See Agentic Controls for the complete control set.
Recommendations¶
Near-Term (Now)¶
- Implement agentic controls — See Agentic Controls for plan approval, circuit breakers, trajectory evaluation
- Monitor multimodal guardrail maturity — Platform capabilities are evolving rapidly
- Implement trace logging — Even for non-agentic systems, correlation IDs enable future capabilities
Medium-Term (6-12 months)¶
- Develop trajectory Judge — Extend Judge to evaluate multi-step chains
- Build circuit breaker patterns — Reusable components for agentic systems
- Extend guardrails for multimodal — As platform support matures
Long-Term (12+ months)¶
- AI-to-AI governance model — Attribution, accountability across AI chains
- Autonomous AI oversight — When AI operates without human review
- Regulatory alignment — EU AI Act and others will evolve; track and adapt
Conclusion¶
The reference architecture is durable but not static.

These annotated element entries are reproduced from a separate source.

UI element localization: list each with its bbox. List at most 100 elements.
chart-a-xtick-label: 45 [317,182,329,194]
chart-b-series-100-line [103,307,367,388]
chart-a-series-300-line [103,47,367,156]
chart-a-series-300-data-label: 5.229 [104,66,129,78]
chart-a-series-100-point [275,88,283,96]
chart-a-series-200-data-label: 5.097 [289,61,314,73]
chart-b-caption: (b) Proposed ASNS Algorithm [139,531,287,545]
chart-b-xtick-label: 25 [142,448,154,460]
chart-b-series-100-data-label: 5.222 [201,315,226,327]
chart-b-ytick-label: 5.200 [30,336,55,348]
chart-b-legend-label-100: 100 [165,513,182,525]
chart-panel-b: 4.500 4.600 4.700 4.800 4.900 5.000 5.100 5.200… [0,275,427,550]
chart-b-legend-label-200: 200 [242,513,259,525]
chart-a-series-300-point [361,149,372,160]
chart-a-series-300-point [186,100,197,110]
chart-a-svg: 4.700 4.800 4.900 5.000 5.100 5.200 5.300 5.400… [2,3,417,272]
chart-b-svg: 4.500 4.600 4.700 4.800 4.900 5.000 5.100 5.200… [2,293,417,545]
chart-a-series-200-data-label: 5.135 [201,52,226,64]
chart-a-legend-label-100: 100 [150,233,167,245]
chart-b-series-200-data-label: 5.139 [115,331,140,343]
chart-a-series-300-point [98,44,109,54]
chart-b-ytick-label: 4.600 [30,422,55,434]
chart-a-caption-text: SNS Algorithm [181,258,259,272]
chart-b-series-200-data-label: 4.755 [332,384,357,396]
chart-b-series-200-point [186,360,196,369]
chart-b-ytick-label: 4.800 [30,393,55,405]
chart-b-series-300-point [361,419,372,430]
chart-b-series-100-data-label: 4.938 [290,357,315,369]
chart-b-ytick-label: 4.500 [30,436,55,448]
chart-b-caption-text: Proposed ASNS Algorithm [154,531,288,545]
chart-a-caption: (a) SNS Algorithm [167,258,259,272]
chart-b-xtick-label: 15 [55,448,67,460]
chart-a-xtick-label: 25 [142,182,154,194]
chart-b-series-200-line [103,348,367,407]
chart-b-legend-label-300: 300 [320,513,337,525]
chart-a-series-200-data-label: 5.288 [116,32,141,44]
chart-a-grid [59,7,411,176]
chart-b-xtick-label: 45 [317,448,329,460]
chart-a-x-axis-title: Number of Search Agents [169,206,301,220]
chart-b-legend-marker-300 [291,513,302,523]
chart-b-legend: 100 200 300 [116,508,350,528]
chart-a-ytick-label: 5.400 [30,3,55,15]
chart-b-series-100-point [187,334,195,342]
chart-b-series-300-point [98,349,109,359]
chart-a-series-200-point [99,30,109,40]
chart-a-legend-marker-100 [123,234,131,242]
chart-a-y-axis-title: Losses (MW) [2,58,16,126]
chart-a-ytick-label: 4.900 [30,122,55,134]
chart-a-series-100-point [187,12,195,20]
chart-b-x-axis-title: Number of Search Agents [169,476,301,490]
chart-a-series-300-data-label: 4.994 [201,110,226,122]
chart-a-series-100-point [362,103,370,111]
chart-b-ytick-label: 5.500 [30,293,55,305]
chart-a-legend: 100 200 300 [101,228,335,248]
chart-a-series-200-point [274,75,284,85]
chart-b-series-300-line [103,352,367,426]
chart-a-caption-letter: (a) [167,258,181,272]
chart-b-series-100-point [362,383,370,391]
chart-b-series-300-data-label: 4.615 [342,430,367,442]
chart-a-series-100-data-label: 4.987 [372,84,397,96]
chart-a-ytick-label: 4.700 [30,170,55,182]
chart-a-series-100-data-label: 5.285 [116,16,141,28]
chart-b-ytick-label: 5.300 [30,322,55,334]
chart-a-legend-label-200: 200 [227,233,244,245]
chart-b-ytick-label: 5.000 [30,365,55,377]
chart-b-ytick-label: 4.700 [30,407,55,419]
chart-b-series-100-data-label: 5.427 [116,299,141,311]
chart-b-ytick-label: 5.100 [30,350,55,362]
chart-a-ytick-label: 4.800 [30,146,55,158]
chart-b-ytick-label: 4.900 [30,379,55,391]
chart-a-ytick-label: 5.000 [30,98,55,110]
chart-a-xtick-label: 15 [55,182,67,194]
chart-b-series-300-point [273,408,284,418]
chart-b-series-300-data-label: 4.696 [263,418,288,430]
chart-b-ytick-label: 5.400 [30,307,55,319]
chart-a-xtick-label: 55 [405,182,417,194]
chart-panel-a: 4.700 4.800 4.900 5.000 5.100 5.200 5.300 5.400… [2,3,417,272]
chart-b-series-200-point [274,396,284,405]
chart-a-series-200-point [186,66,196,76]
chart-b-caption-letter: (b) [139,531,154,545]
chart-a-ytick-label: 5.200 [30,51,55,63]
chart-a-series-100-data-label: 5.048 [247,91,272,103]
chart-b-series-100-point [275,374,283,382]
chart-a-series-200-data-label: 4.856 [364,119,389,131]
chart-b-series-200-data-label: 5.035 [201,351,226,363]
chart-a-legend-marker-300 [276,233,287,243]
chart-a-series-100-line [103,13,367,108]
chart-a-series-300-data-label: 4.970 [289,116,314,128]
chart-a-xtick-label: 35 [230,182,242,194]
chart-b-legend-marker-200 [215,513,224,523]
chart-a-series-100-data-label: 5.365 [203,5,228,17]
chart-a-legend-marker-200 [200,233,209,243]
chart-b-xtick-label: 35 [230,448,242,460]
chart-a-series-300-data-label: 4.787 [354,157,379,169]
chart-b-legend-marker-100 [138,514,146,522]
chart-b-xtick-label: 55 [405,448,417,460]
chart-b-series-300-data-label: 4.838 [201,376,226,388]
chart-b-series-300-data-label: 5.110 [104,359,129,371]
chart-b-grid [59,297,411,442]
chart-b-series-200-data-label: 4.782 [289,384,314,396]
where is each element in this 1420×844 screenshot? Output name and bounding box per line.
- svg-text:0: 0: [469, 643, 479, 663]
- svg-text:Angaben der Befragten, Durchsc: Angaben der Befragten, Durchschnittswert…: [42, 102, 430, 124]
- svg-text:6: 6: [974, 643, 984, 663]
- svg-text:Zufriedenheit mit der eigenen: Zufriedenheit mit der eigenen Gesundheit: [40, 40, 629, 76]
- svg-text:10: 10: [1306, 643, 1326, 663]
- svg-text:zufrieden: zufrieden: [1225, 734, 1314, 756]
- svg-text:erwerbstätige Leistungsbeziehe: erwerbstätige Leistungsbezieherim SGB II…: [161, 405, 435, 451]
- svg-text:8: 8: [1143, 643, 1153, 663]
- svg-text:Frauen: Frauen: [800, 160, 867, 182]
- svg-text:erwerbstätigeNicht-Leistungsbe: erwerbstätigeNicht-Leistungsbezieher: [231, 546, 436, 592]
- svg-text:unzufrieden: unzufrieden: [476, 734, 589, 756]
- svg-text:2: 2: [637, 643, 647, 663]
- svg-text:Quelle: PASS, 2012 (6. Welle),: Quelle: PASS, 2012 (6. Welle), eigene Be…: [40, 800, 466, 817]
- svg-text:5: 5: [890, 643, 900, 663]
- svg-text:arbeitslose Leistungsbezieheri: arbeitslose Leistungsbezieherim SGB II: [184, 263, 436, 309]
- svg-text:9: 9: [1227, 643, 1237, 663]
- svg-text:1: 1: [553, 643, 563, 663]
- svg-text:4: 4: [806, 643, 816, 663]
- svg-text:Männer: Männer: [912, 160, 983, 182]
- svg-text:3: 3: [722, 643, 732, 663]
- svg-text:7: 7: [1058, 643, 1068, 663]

The core principle — Guardrails prevent, Judge detects, Humans decide — survives because it describes functions, not implementations. As AI capabilities evolve, the implementations change but the functions remain.
Agentic AI is the critical trend to watch. It challenges the interaction-centric model and requires genuine architectural extension. Other trends (multimodal, reasoning models, longer contexts) are accommodated with relatively minor adjustments.
The framework should be treated as a living document that evolves with the technology. This is not a weakness — it's a design principle.¶
AI Runtime Behaviour Security, 2026 (Jonathan Gill).